Bolivia’s conservative president said that he had moved on Wednesday to strengthen the army’s role in quelling anti-government protests that have paralysed cities, caused widespread shortages and threatened to topple his fledgling government.
Facing demands to step down, Rodrigo Paz said again that he had prepared a bill that would empower the military to tackle demonstrations and restore order.
He said the bill would strengthen institutions and our armed forces in their actions during the swearing-in of a new defence minister.

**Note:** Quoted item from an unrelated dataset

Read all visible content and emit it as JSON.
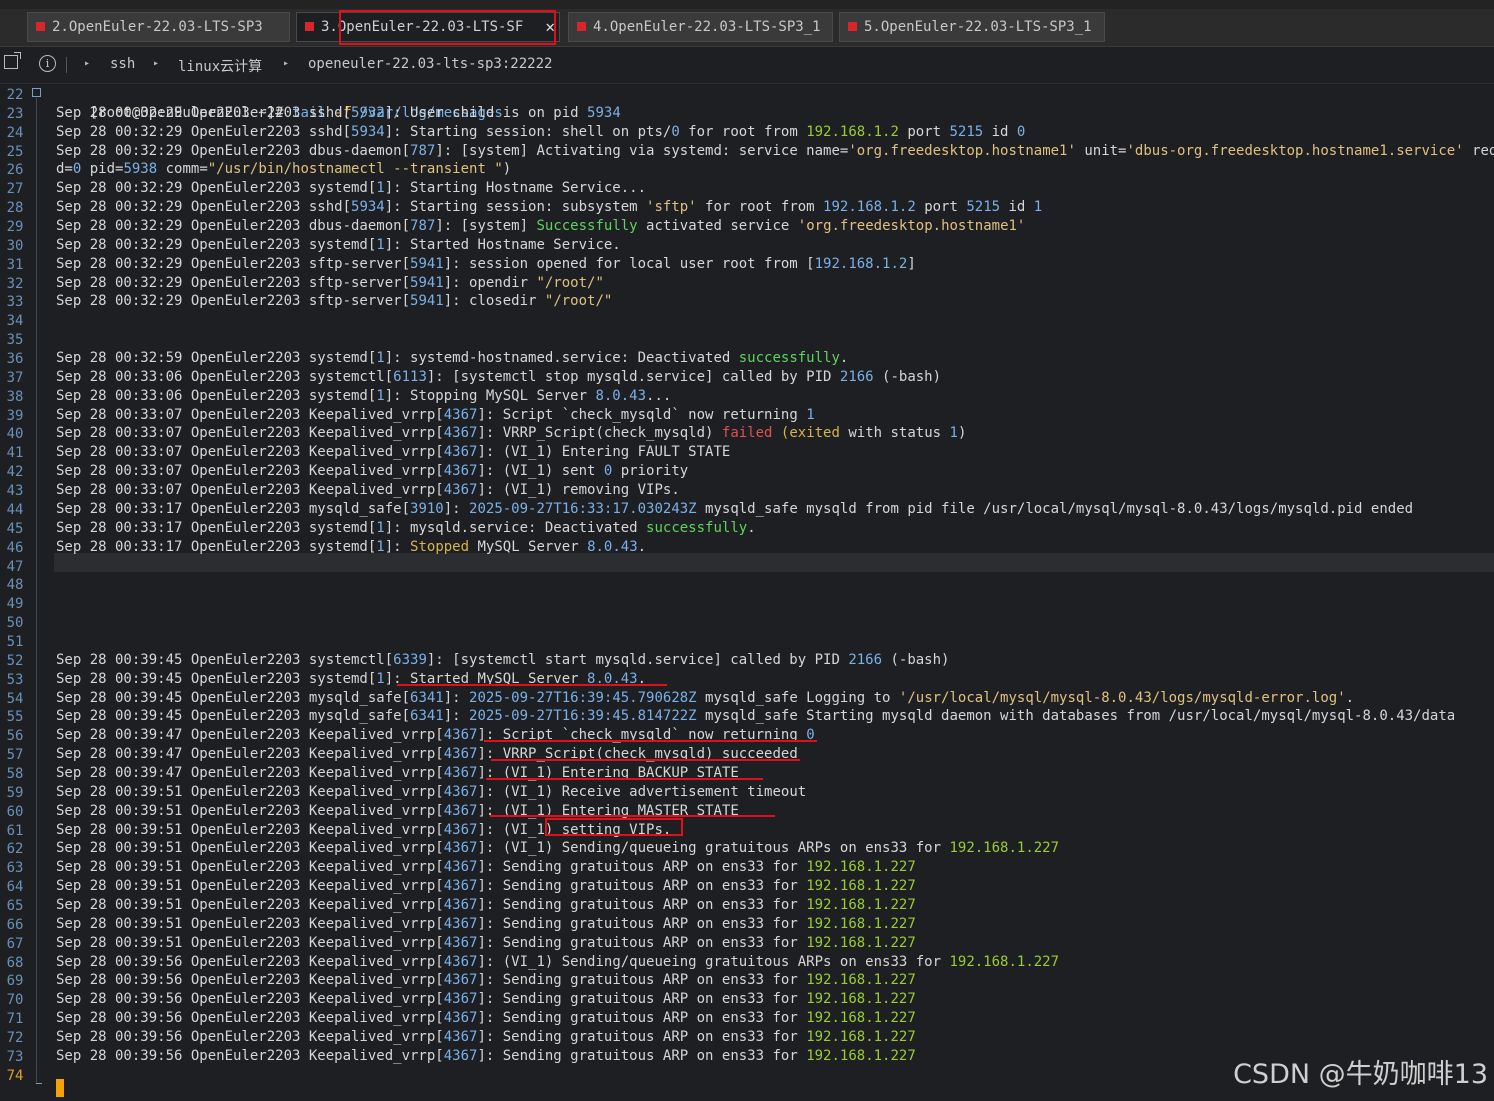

On Wednesday in La Paz, thousands of Bolivians queued for hours to buy chicken, a stark sign of how much families are struggling with shortages that have been worsened by protests.
“If I were him, I would pack my suitcase and leave. As Bolivians, they are killing us already,” Elvira Laura Quispe, one of those waiting, said.
“This damned government has no heart,” she mentioned.
Paz entered office a little over seven months ago, after a landmark election that ended two decades of extreme left rule.
He moved quickly to restore severed relations with the United States and introduced sweeping economic reforms, including cutting fuel subsidies that ravaged public finances.
Fierce backlash has erupted across Bolivia, including a month of mass demonstrations calling for his resignation and militant roadblocks that have caused severe food, medicine, and fuel shortages.
“This government is incompetent. It’s been 34 days of blockades with no solution,” said dairy farmer Hugo Calvo Catalan, protesting in the city of Cochabamba Wednesday.
Paz’s government was rocked anew this week when his ministers of defence and education resigned.
The 58-year-old politician has accused protestors of attempting a coup and refused to rule out declaring a state of emergency, which would curb some civil liberties, including freedom of movement and assembly.
“The immediate task is to restore normality,” new Defence Minister Ernesto Justiniano said during his swearing-in on Wednesday.
“Dialogue is always open, but those who refuse to engage in it cannot be allowed to paralyse the country,” he added.
Authorities have recorded almost 100 roadblocks nationwide and the deaths of seven people, who did not receive timely medical care.
The Paz administration accuses former socialist president Evo Morales, in hiding from a warrant for suspected sexual abuse of a minor, of fomenting the unrest.
The former socialist leader, who governed from 2006 to 2019, told AFP in a recent interview that Bolivians are furious because Paz oversees a government that is utterly submissive to Washington.
“I am totally convinced this rebellion is against the neoliberal model and the neocolonial state,” he said.